While true (I make a living working with them), I don't think the OP is that interested in graphs which are that small. What makes molecular graphs a bit more challenging is that there are 1 billion or so "small" graphs to search in a very large database. There are also important issues in how to represent a molecule as a molecular graph. Concepts like stereochemistry are tricky to handle.

"Search" here means subgraph isomorphism search.

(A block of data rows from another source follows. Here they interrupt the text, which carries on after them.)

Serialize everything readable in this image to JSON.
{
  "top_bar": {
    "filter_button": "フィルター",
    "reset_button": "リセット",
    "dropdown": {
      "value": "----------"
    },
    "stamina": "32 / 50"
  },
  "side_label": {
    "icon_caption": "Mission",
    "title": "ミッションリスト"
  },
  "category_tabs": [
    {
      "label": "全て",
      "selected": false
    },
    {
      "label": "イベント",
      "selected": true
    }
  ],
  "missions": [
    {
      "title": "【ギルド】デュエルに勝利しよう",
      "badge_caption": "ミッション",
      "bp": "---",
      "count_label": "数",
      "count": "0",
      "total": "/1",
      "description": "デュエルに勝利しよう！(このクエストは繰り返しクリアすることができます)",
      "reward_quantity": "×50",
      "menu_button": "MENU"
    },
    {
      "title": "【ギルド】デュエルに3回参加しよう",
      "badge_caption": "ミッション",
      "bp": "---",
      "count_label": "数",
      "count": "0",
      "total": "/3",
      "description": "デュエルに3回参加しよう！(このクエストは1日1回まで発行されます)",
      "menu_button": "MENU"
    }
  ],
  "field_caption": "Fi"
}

No one that I know of uses a graph isomorphism test to compare two structures. Instead, they convert the molecular graph into a string, where the atoms and bonds are in a canonical order - perhaps a SMILES string or InChI string - and use a string search. Graph canonicalization is therefore important for molecular search, but not for the "complicated graphs, say social networks" the OP mentioned.

One specialized topic I worked on was the maximum common substructure problem. Given two molecules, what is the largest subgraph. Now extend that to N molecules. Now, find the largest subgraph which is in at least P% of those molecules.

That sounds interesting. Have you published anything?
On 2D molecular similarity search, yes. https://jcheminf.biomedcentral.com/articles/10.1186/s13321-0... . The general approach reduces a 2D molecular graph into a 1D bitstring "fingerprint" which is representative of the graph, and such that bit-wise similarity (Jaccard-Tanimoto) of the fingerprint gives a useful proxy estimation of molecular similarity.

For the rest? No. I'm primarily a software developer, not paper author.

There's my co-authored paper at https://pubs.acs.org/doi/10.1021/acs.jcim.8b00173 , which depends a lot on (sub)graph canonicalization.

The maximum common substructure algorithm I developed, for a set of compounds, is part of the RDKit, "fmcs". The original pure-Python implementation is at https://bitbucket.org/dalke/fmcs/src . It's been rewritten since then in C++ for the RDKit.

The Python code is easier to understand.